Ich wende mich mit diesem Schreiben an Sie, um meine tiefe Unzufriedenheit sowie meine berechtigten rechtlichen Forderungen offiziell mitzuteilen. Grund hierfür ist ein schwerwiegender, offenbar produktionsbedingter mechanischer Defekt an meinem Fahrzeug mit dem Kennzeichen 26 AJF 359, das ich im Vertrauen auf die Qualität Ihrer Marke erworben habe. Trotz der klaren Garantiebestimmungen wird versucht, diesen Schaden willkürlich von der Garantie auszuschließen.
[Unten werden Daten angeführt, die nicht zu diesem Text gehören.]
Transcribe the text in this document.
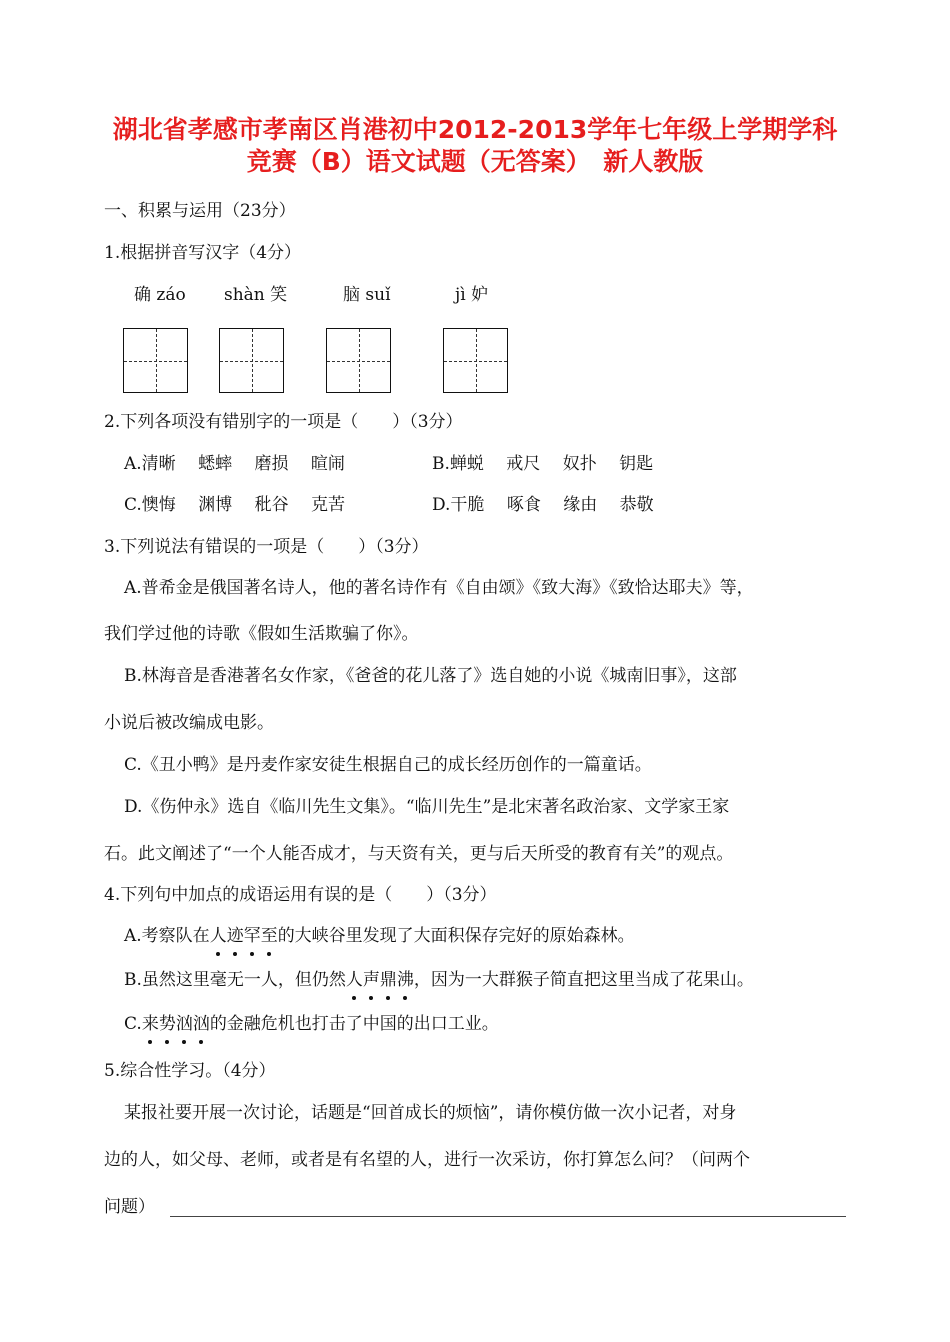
湖北省孝感市孝南区肖港初中2012-2013学年七年级上学期学科
竞赛（B）语文试题（无答案）　新人教版
一、积累与运用（23分）
1.根据拼音写汉字（4分）
确 záo shàn 笑	脑 suǐ	jì 妒
2.下列各项没有错别字的一项是（　　）（3分）
A.清晰　 蟋蟀　 磨损　 暄闹	B.蝉蜕　 戒尺　 奴扑　 钥匙
C.懊悔　 渊博　 秕谷　 克苦	D.干脆　 啄食　 缘由　 恭敬
3.下列说法有错误的一项是（　　）（3分）
A.普希金是俄国著名诗人，他的著名诗作有《自由颂》《致大海》《致恰达耶夫》等，
我们学过他的诗歌《假如生活欺骗了你》。
B.林海音是香港著名女作家，《爸爸的花儿落了》选自她的小说《城南旧事》，这部
小说后被改编成电影。
C.《丑小鸭》是丹麦作家安徒生根据自己的成长经历创作的一篇童话。
D.《伤仲永》选自《临川先生文集》。“临川先生”是北宋著名政治家、文学家王家
石。此文阐述了“一个人能否成才，与天资有关，更与后天所受的教育有关”的观点。
4.下列句中加点的成语运用有误的是（　　）（3分）
A.考察队在人迹罕至的大峡谷里发现了大面积保存完好的原始森林。
B.虽然这里毫无一人，但仍然人声鼎沸，因为一大群猴子简直把这里当成了花果山。
C.来势汹汹的金融危机也打击了中国的出口工业。
5.综合性学习。（4分）
某报社要开展一次讨论，话题是“回首成长的烦恼”，请你模仿做一次小记者，对身
边的人，如父母、老师，或者是有名望的人，进行一次采访，你打算怎么问？（问两个
问题）
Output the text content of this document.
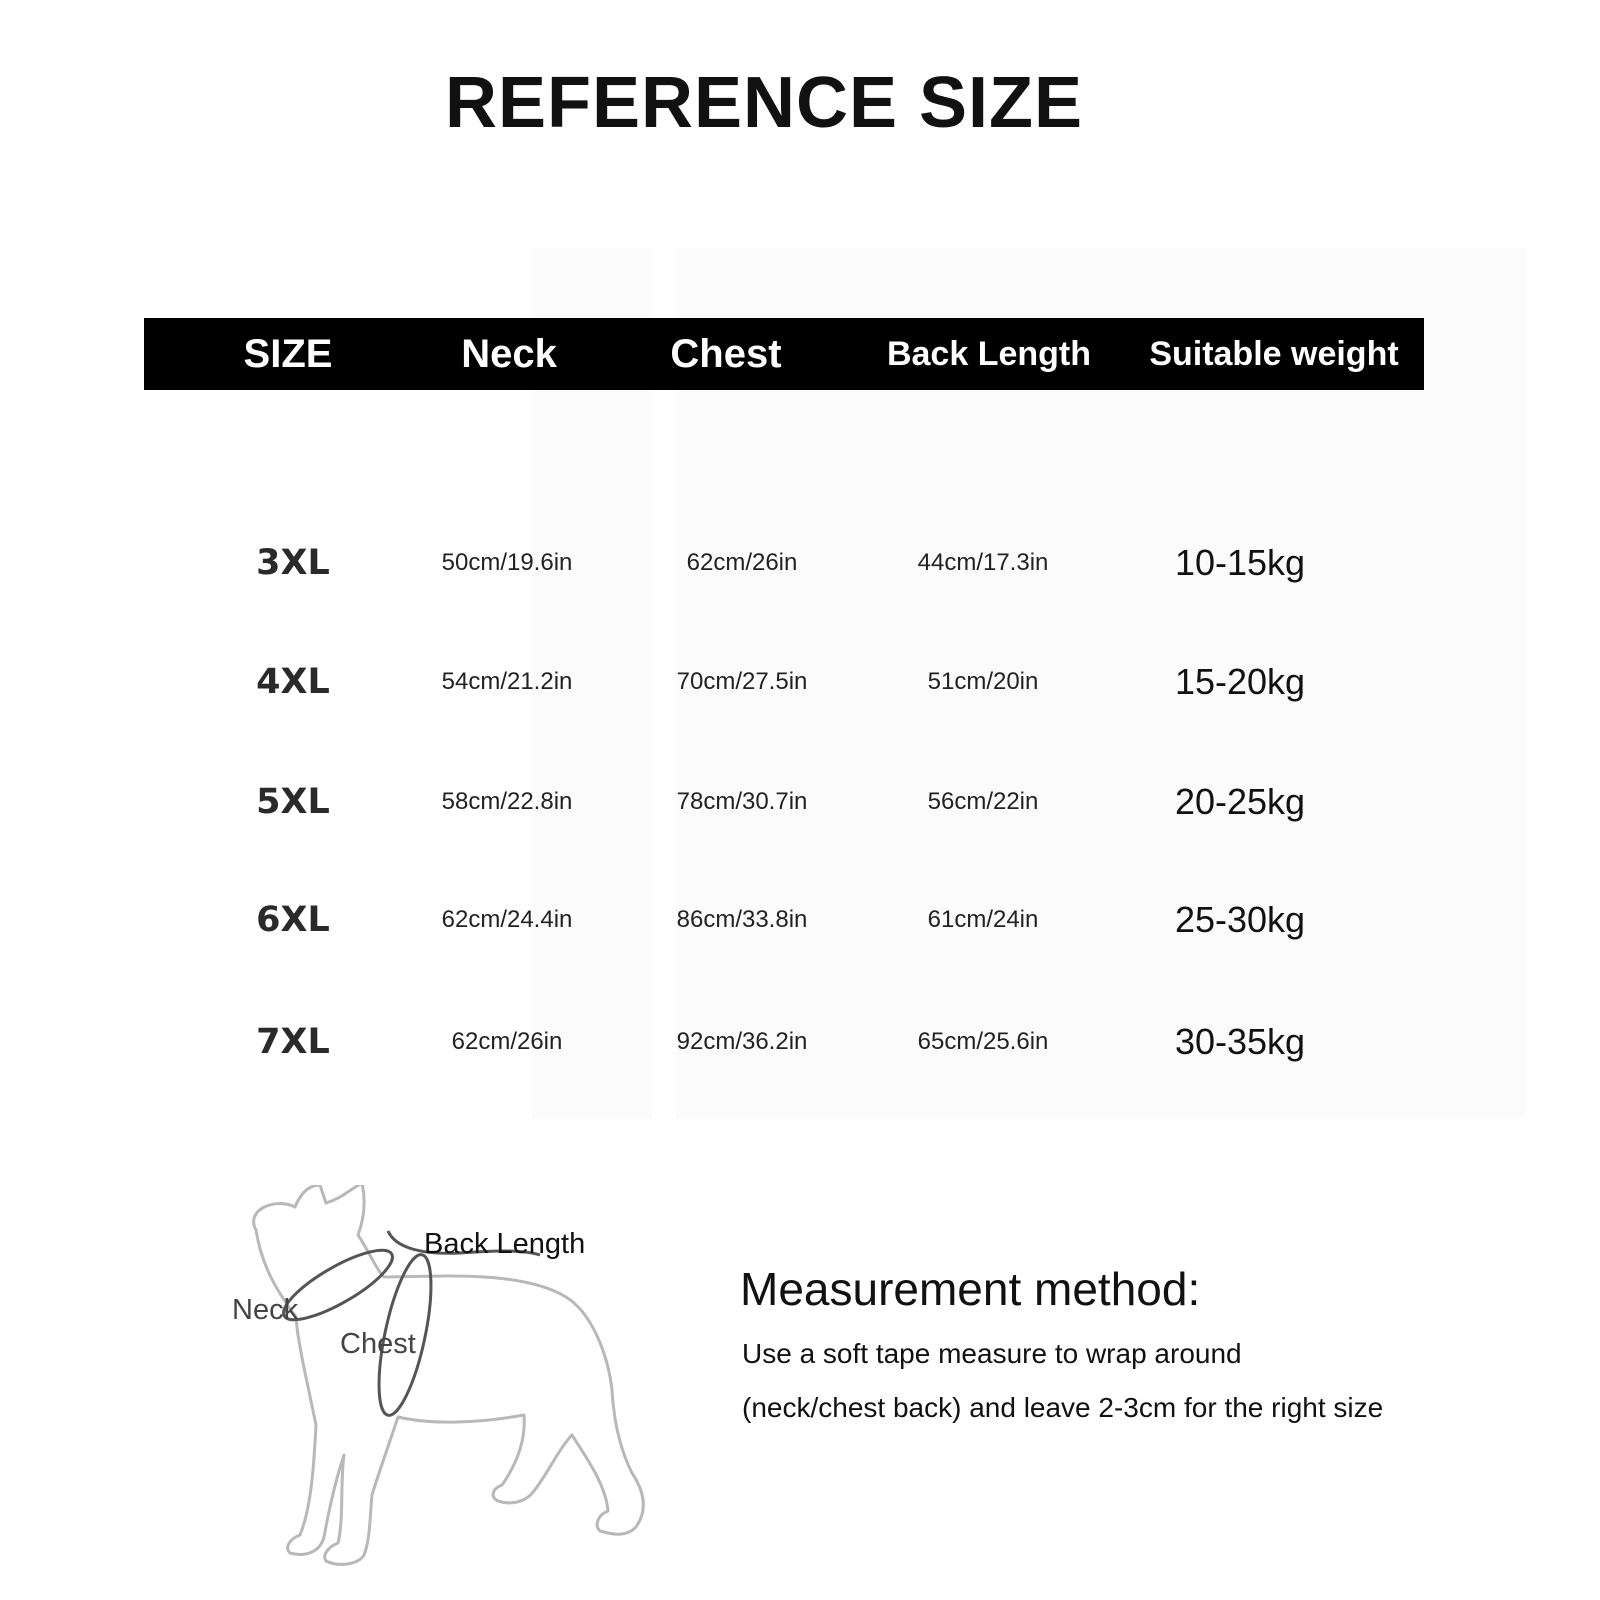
REFERENCE SIZE
SIZE	Neck	Chest	Back Length	Suitable weight
3XL	50cm/19.6in	62cm/26in	44cm/17.3in	10-15kg
4XL	54cm/21.2in	70cm/27.5in	51cm/20in	15-20kg
5XL	58cm/22.8in	78cm/30.7in	56cm/22in	20-25kg
6XL	62cm/24.4in	86cm/33.8in	61cm/24in	25-30kg
7XL	62cm/26in	92cm/36.2in	65cm/25.6in	30-35kg
Back Length
Neck
Chest
Measurement method:
Use a soft tape measure to wrap around
(neck/chest back) and leave 2-3cm for the right size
Darüber hinaus war der gesamte Ablauf von mangelnder Professionalität und einem kundenfernen Umgang geprägt.
Am Morgen des 28.04.2025 leuchtete kurz nach dem Starten des Fahrzeugs und dem Einschalten der Heizung die Motorstörungsanzeige auf. Ich habe das Fahrzeug umgehend angehalten und den Motor abgeschaltet. Als ich kurze Zeit später die Zündung erneut betätigte, war die Warnleuchte erloschen, sodass ich von einem vorübergehenden Systemfehler ausging und vorsichtig weiterfuhr. Weder auf der weiteren Fahrt noch am Folgetag traten erneut Warnmeldungen, Überhitzungshinweise oder sonstige Auffälligkeiten auf.
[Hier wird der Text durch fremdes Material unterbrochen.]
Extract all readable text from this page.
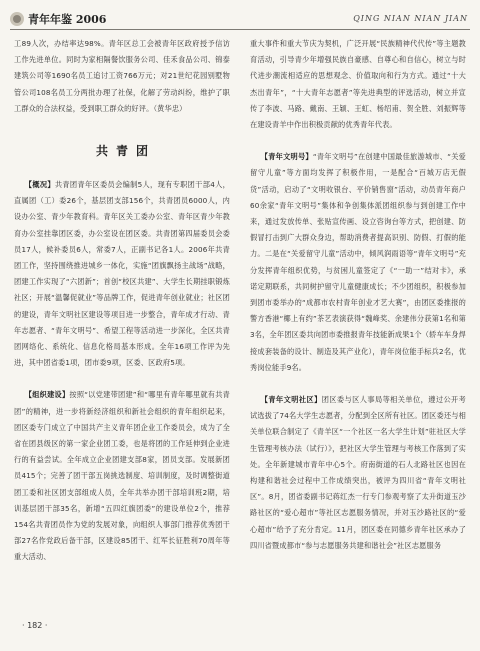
青年年鉴 2006	QING NIAN NIAN JIAN

工89人次，办结率达98%。青年区总工会被青年区政府授予信访工作先进单位。同时为家相隔餐饮服务公司、佳禾食品公司、锦泰建筑公司等1690名员工追讨工资766万元；对21世纪花园别墅物管公司108名员工分两批办理了社保，化解了劳动纠纷，维护了职工群众的合法权益，受到职工群众的好评。（黄华忠）

共青团

【概况】共青团青年区委员会编制5人，现有专职团干部4人，直属团（工）委26个，基层团支部156个，共青团员6000人，内设办公室、青少年教育科。青年区关工委办公室、青年区青少年教育办公室挂靠团区委，办公室设在团区委。共青团第四届委员会委员17人，候补委员6人，常委7人，正副书记各1人。2006年共青团工作，坚持围绕推进城乡一体化，实施“团旗飘扬主战场”战略，团建工作实现了“六团新”；首创“校区共建”、大学生长期挂职锻炼社区；开展“温馨促就业”等品牌工作，促进青年创业就业；社区团的建设，青年文明社区建设等项目进一步整合，青年成才行动、青年志愿者、“青年文明号”、希望工程等活动进一步深化，全区共青团网络化、系统化、信息化格局基本形成。全年16项工作评为先进，其中团省委1项，团市委9项，区委、区政府5项。

【组织建设】按照“以党建带团建”和“哪里有青年哪里就有共青团”的精神，进一步将新经济组织和新社会组织的青年组织起来，团区委专门成立了中国共产主义青年团企业工作委员会，成为了全省在团县级区的第一家企业团工委，也是将团的工作延伸到企业进行的有益尝试。全年成立企业团建支部8家，团员支部。发展新团员415个；完善了团干部五岗挑选制度、培训制度，及时调整街道团工委和社区团支部组成人员，全年共举办团干部培训班2期，培训基层团干部35名，新增“五四红旗团委”的建设单位2个，推荐154名共青团员作为党的发展对象，向组织人事部门推荐优秀团干部27名作党政后备干部，区建设85团干、红军长征胜利70周年等重大活动、

重大事件和重大节庆为契机，广泛开展“民族精神代代传”等主题教育活动，引导青少年增强民族自豪感、自尊心和自信心，树立与时代进步潮流相适应的思想观念、价值取向和行为方式。通过“十大杰出青年”，“十大青年志愿者”等先进典型的评选活动，树立并宣传了李波、马路、戴南、王颖、王虹、杨绍甫、贺全胜、刘振辉等在建设青羊中作出积极贡献的优秀青年代表。

【青年文明号】“青年文明号”在创建中国最佳旅游城市、“关爱留守儿童”等方面均发挥了积极作用，一是配合“百城万店无假货”活动，启动了“文明收银台、平价销售窗”活动，动员青年商户60余家“青年文明号”集体和争创集体派团组织参与到创建工作中来，通过发放传单、张贴宣传画、设立咨询台等方式，把创建、防假冒打击到广大群众身边，帮助消费者提高识别、防假、打假的能力。二是在“关爱留守儿童”活动中，倾风润雨语等“青年文明号”充分发挥青年组织优势，与贫困儿童签定了《“一助一”结对卡》，承诺定期联系，共同树护留守儿童健康成长；不少团组织，积极参加到团市委举办的“成都市农村青年创业才艺大赛”，由团区委推报的警方香港“椰上有约”茶艺表演获得“魏峰奖、余建伟分获第1名和第3名，全年团区委共向团市委推报青年技能新成果1个（轿车车身焊接成套装备的设计、制造及其产业化），青年岗位能手标兵2名，优秀岗位能手9名。

【青年文明社区】团区委与区人事局等相关单位，遵过公开考试选拔了74名大学生志愿者，分配到全区所有社区。团区委还与相关单位联合制定了《青羊区“一个社区一名大学生计划”驻社区大学生管理考核办法（试行）》，把社区大学生管理与考核工作落到了实处。全年新建城市青年中心5个。府南街道的石人北路社区也因在构建和谐社会过程中工作成绩突出，被评为四川省“青年文明社区”。8月，团省委副书记蒋红杰一行专门参观考察了太升街道玉沙路社区的“爱心超市”等社区志愿服务情况，并对玉沙路社区的“爱心超市”给予了充分肯定。11月，团区委在同德乡青年社区承办了四川省暨成都市“参与志愿服务共建和谐社会”社区志愿服务

· 182 ·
Trotzdem wurde mir bei der Übergabe des Fahrzeugs am 30.04.2025 an den autorisierten Service (nach vorheriger Terminvereinbarung) mitgeteilt, dass ein Hitzeschaden aufgrund eines Defekts an der Wasserpumpe (Devirdaim-Pumpe) vorliege. Zudem bestehe ein möglicher Schaden am Zylinderkopf, weshalb der Motor geöffnet werden müsse. Dabei wurde auch angedeutet, dass die Reparatur nicht unter die Garantie fallen könnte.
Mein Fahrzeug hat erst 17.970 km Laufleistung, und die betroffene Wasserpumpe ist ein essenzieller, dauerhafter Bestandteil des Motorsystems. Ein Ausfall dieses Bauteils bei so geringer Laufleistung deutet klar auf einen Produktionsfehler oder Konstruktionsmangel hin. Das Fahrzeug hat keinerlei Überhitzungswarnung angezeigt, keine Temperaturerhöhung im Display registriert, und ich habe als Nutzer bei der ersten Auffälligkeit sofort angemessen reagiert. Die Ursache des Defekts liegt daher eindeutig in einem inneren, technischen Fehler, der für den Nutzer weder vorhersehbar noch vermeidbar war.
Während der Nutzung lagen weder eine unsachgemäße Nutzung noch ein Bedienfehler oder eine Vernachlässigung meinerseits vor. Deshalb ist dieser Fall unter die Definition eines "mangelhaften Produkts" zu fassen.
Laut den Artikeln 8, 9, 11 und 13 des türkischen Verbraucherschutzgesetzes Nr. 6502 sowie der Garantiebedingungenverordnung gilt:
„Produktions- oder Materialfehler, die während der Garantiezeit auftreten, sind kostenfrei zu beheben. Solange kein Nutzerfehler vorliegt, dürfen dem Verbraucher keine Kosten auferlegt werden.“
In diesem Fall ist es rechtswidrig, mir ohne ein unabhängiges und fachlich fundiertes technisches Gutachten einen Nutzungsfehler zu unterstellen. Das Vorliegen eines Nutzerfehlers kann ausschließlich durch ein objektives und sachverständiges Gutachten festgestellt werden – alle anderen Bewertungen sind subjektiv und dürfen nicht zugunsten des Herstellers oder Verkäufers ausgelegt werden.